Complete step by step solution:
The equations we have are
$x-y+z=3....\left( 1 \right)$
$2x+y+z=8....\left( 2 \right)$
$3x+y-z=1....\left( 3 \right)$
We take equation $\left( 1 \right)$ and add $y$ then subtract $x$ from both the sides as
$\Rightarrow z=3+y-x$
Putting the above value of $z$ in equation $\left( 2 \right)$ as
$\Rightarrow 2x+y+\left( 3+y-x \right)=8$
Simplifying the above equation, we get
$\Rightarrow x+2y=5....\left( 4 \right)$
Putting the value of $z$ in equation $\left( 3 \right)$ as shown below
$\Rightarrow 3x+y-\left( 3+y-x \right)=1$
$\Rightarrow 4x-3=1$
Simplifying the above equation, we get
$\Rightarrow 4x=4$
Further dividing both the sides of the above equation by $4$ we get
$\Rightarrow x=\dfrac{4}{4}$
$\Rightarrow x=1$
Again, substituting the value of $x$ in equation $\left( 4 \right)$ we get
$\Rightarrow 1+2y=5$
Further subtracting $1$ from both the sides of the above equation, we get
$\Rightarrow 2y=4$
Now, we divide both the sides of the above equation by $2$ as shown below
$\Rightarrow y=\dfrac{4}{2}$
$\Rightarrow y=2$
Now, we put $x=1$ and $y=2$ in equation $\left( 1 \right)$ as shown below
$\Rightarrow 1-2+z=3$
Further simplifying the above equation, we get
$\Rightarrow z=4$

Therefore, we conclude that the solutions of the given equations are $x=1$ , $y=2$ and $z=4$ .

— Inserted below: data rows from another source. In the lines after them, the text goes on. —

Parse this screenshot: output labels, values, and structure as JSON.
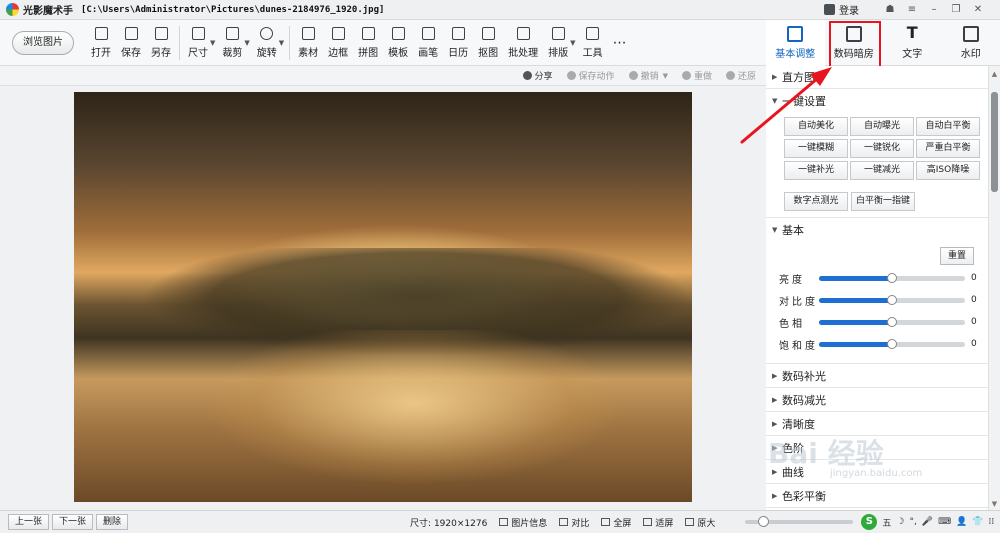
{
  "titlebar": {
    "app_name": "光影魔术手",
    "file_path": "[C:\\Users\\Administrator\\Pictures\\dunes-2184976_1920.jpg]",
    "login": "登录",
    "controls": [
      "☗",
      "≡",
      "–",
      "❐",
      "✕"
    ]
  },
  "toolbar": {
    "browse_label": "浏览图片",
    "tools": [
      {
        "label": "打开",
        "icon": "open-icon"
      },
      {
        "label": "保存",
        "icon": "save-icon"
      },
      {
        "label": "另存",
        "icon": "save-as-icon"
      },
      {
        "label": "尺寸",
        "icon": "resize-icon",
        "caret": true
      },
      {
        "label": "裁剪",
        "icon": "crop-icon",
        "caret": true
      },
      {
        "label": "旋转",
        "icon": "rotate-icon",
        "caret": true
      },
      {
        "label": "素材",
        "icon": "material-icon"
      },
      {
        "label": "边框",
        "icon": "border-icon"
      },
      {
        "label": "拼图",
        "icon": "collage-icon"
      },
      {
        "label": "模板",
        "icon": "template-icon"
      },
      {
        "label": "画笔",
        "icon": "brush-icon"
      },
      {
        "label": "日历",
        "icon": "calendar-icon"
      },
      {
        "label": "抠图",
        "icon": "cutout-icon"
      },
      {
        "label": "批处理",
        "icon": "batch-icon"
      },
      {
        "label": "排版",
        "icon": "layout-icon",
        "caret": true
      },
      {
        "label": "工具",
        "icon": "tools-icon"
      }
    ],
    "more": "⋯"
  },
  "tabs": [
    {
      "label": "基本调整",
      "icon": "adjust-icon",
      "active": true
    },
    {
      "label": "数码暗房",
      "icon": "camera-icon",
      "active": false
    },
    {
      "label": "文字",
      "icon": "text-icon",
      "active": false
    },
    {
      "label": "水印",
      "icon": "watermark-icon",
      "active": false
    }
  ],
  "actions": [
    {
      "label": "分享",
      "enabled": true,
      "dropdown": false
    },
    {
      "label": "保存动作",
      "enabled": false,
      "dropdown": false
    },
    {
      "label": "撤销",
      "enabled": false,
      "dropdown": true
    },
    {
      "label": "重做",
      "enabled": false,
      "dropdown": false
    },
    {
      "label": "还原",
      "enabled": false,
      "dropdown": false
    }
  ],
  "panel": {
    "histogram": "直方图",
    "oneclick": {
      "title": "一键设置",
      "buttons": [
        "自动美化",
        "自动曝光",
        "自动白平衡",
        "一键模糊",
        "一键锐化",
        "严重白平衡",
        "一键补光",
        "一键减光",
        "高ISO降噪"
      ],
      "buttons2": [
        "数字点测光",
        "白平衡一指键"
      ]
    },
    "basic": {
      "title": "基本",
      "reset": "重置",
      "sliders": [
        {
          "label": "亮度",
          "value": "0",
          "level": 0.5
        },
        {
          "label": "对比度",
          "value": "0",
          "level": 0.5
        },
        {
          "label": "色相",
          "value": "0",
          "level": 0.5
        },
        {
          "label": "饱和度",
          "value": "0",
          "level": 0.5
        }
      ]
    },
    "collapsed": [
      "数码补光",
      "数码减光",
      "清晰度",
      "色阶",
      "曲线",
      "色彩平衡"
    ]
  },
  "bottombar": {
    "nav": [
      "上一张",
      "下一张",
      "删除"
    ],
    "size": "尺寸: 1920×1276",
    "actions": [
      "图片信息",
      "对比",
      "全屏",
      "适屏",
      "原大"
    ],
    "zoom_level": 0.12,
    "ime": [
      "S",
      "五",
      "☽",
      "°,",
      "🎤",
      "⌨",
      "👤",
      "👕",
      "⁞⁞"
    ]
  },
  "watermark": {
    "text": "Bai 经验",
    "url": "jingyan.baidu.com"
  },
  "colors": {
    "accent": "#1565c0",
    "highlight": "#e8141f",
    "slider": "#1e6fd1"
  }
}
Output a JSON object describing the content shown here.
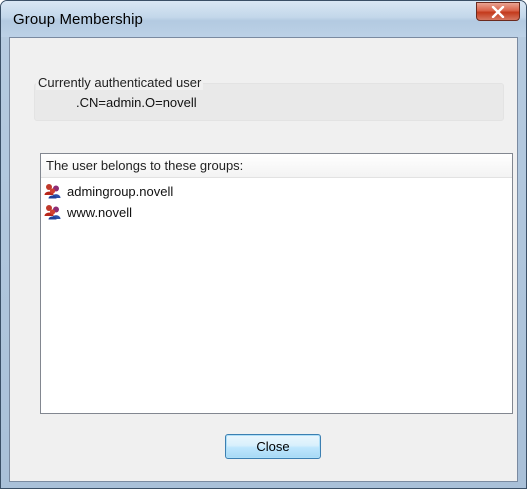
{
  "window": {
    "title": "Group Membership"
  },
  "auth_group": {
    "label": "Currently authenticated user",
    "value": ".CN=admin.O=novell"
  },
  "groups_list": {
    "header": "The user belongs to these groups:",
    "items": [
      {
        "label": "admingroup.novell",
        "icon": "user-group-icon"
      },
      {
        "label": "www.novell",
        "icon": "user-group-icon"
      }
    ]
  },
  "buttons": {
    "close_label": "Close"
  },
  "colors": {
    "title_close_button": "#c43a1c",
    "default_button_border": "#3c7fb1",
    "client_background": "#f0f0f0"
  }
}
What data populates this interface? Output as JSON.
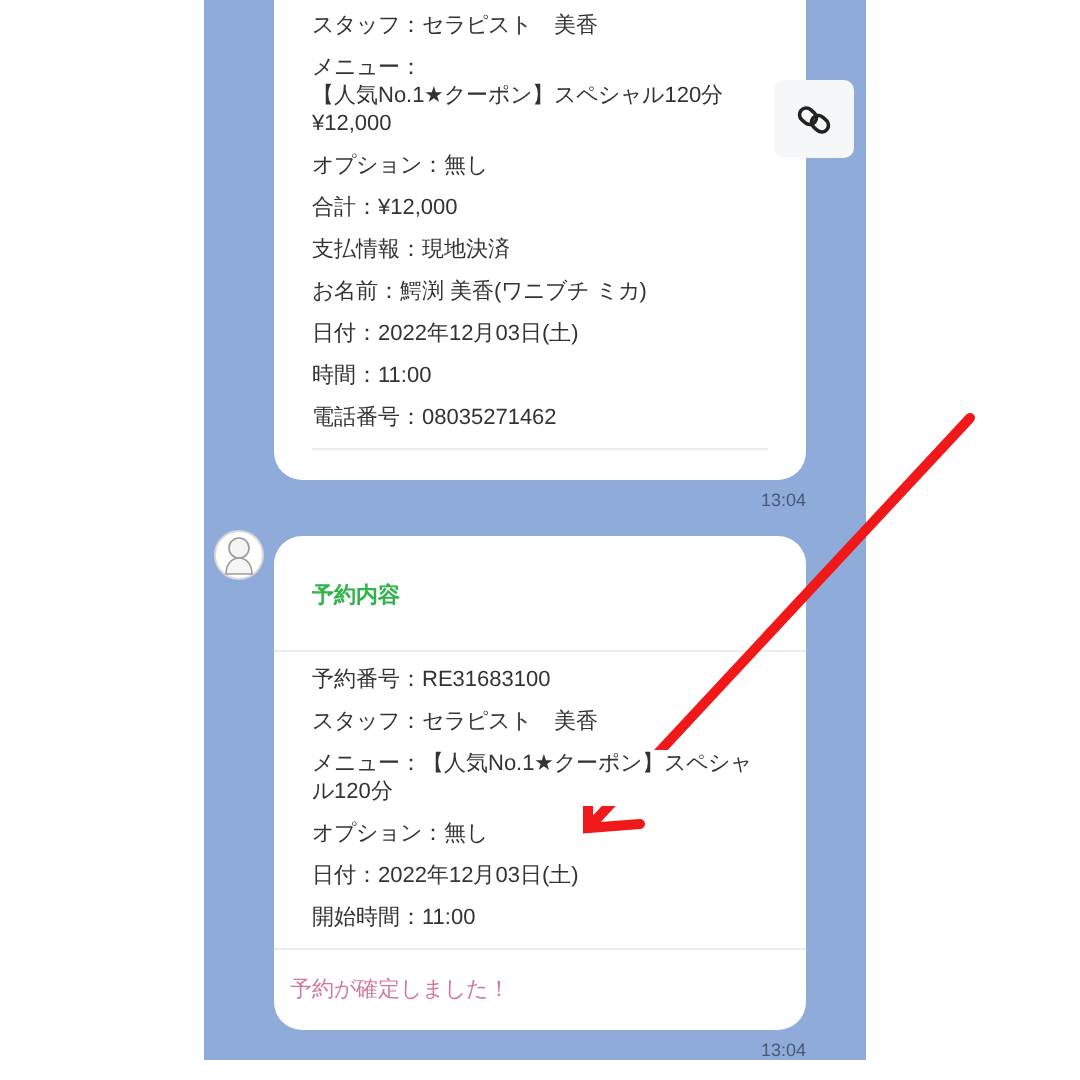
{
  "messages": [
    {
      "avatar": false,
      "rows": [
        [
          "スタッフ：セラピスト　美香"
        ],
        [
          "メニュー：",
          "【人気No.1★クーポン】スペシャル120分",
          "¥12,000"
        ],
        [
          "オプション：無し"
        ],
        [
          "合計：¥12,000"
        ],
        [
          "支払情報：現地決済"
        ],
        [
          "お名前：鰐渕 美香(ワニブチ ミカ)"
        ],
        [
          "日付：2022年12月03日(土)"
        ],
        [
          "時間：11:00"
        ],
        [
          "電話番号：08035271462"
        ]
      ],
      "time": "13:04"
    },
    {
      "avatar": true,
      "title": "予約内容",
      "rows": [
        [
          "予約番号：RE31683100"
        ],
        [
          "スタッフ：セラピスト　美香"
        ],
        [
          "メニュー：【人気No.1★クーポン】スペシャル120分"
        ],
        [
          "オプション：無し"
        ],
        [
          "日付：2022年12月03日(土)"
        ],
        [
          "開始時間：11:00"
        ]
      ],
      "footer": "予約が確定しました！",
      "time": "13:04"
    }
  ]
}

Note: We can also solve the given equations using other methods. We could use the Matrix method or we could use an elimination method which will give us two linear equations which can be solved as we have done in our solution. Also, while using the substitution method we have to keep in mind that we must properly substitute the expression in the equation so that mistakes can be avoided.